A Great Fall Into the Sky | “Total Garbage” by Tim Hecker

A Great Fall Into the Sky | “Total Garbage” by Tim Hecker

Mike Merucci, Editorial Assistant

To listen to Tim Hecker’s latest album, No Highs, and to listen to track three, “Total Garbage,” is to feel as though you are rapidly ascending through layers of wisping clouds, but also to feel as though you are falling from the sky in slow motion, seeing the true expanse of the world below for far too long. 

The world you see as you fall is tinted gray. Smog creeps around skyscraper needles in whirlpools; birds with smoke-laden wings sit stagnant on powerlines; highways forming gnarled shapes around high-rise after high-rise decay as you near the Earth’s surface. 

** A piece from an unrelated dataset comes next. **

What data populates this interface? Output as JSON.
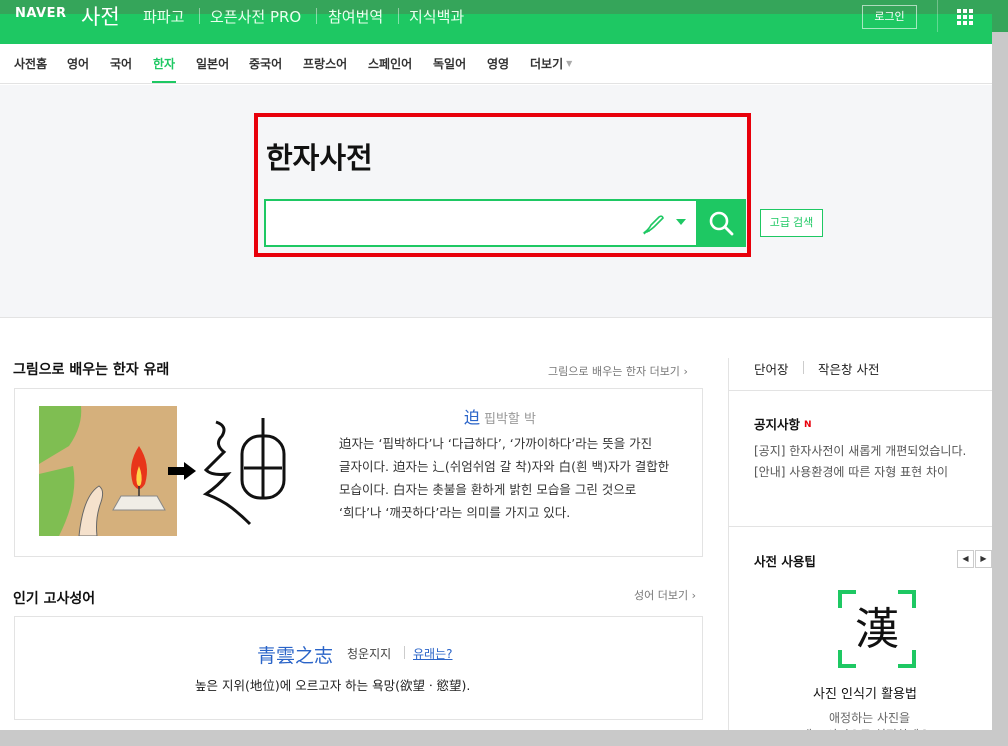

After hours or years of falling, falling, falling, you finally arrive at the ground. But you do not hit the ground and explode into trillions of pieces. You do not become a sacrifice to the gray. 

Instead, you find yourself floating inches from the pavement, inches from the water, inches from the grass. You see beauty in the ground’s minute details, and you reach out to touch it. You twirl a blade of grass between your fingers; you whittle your skin against asphalt; you run a hand across your sweating forehead; you ascend back into the sky.

The sonics of your rise are strange: There is a repeated clicking noise sourcing from below, guiding you up. A series of distant, streaking synths and strings and saxophone wails twist along your body as you grow more and more distant from the ground. There are tinges of alarm, tinges of uncertainty. Where the music will ultimately lead you, you do not know.

 

There is only one thing you truly understand in this odyssey: The clouds look different when you are rising into them.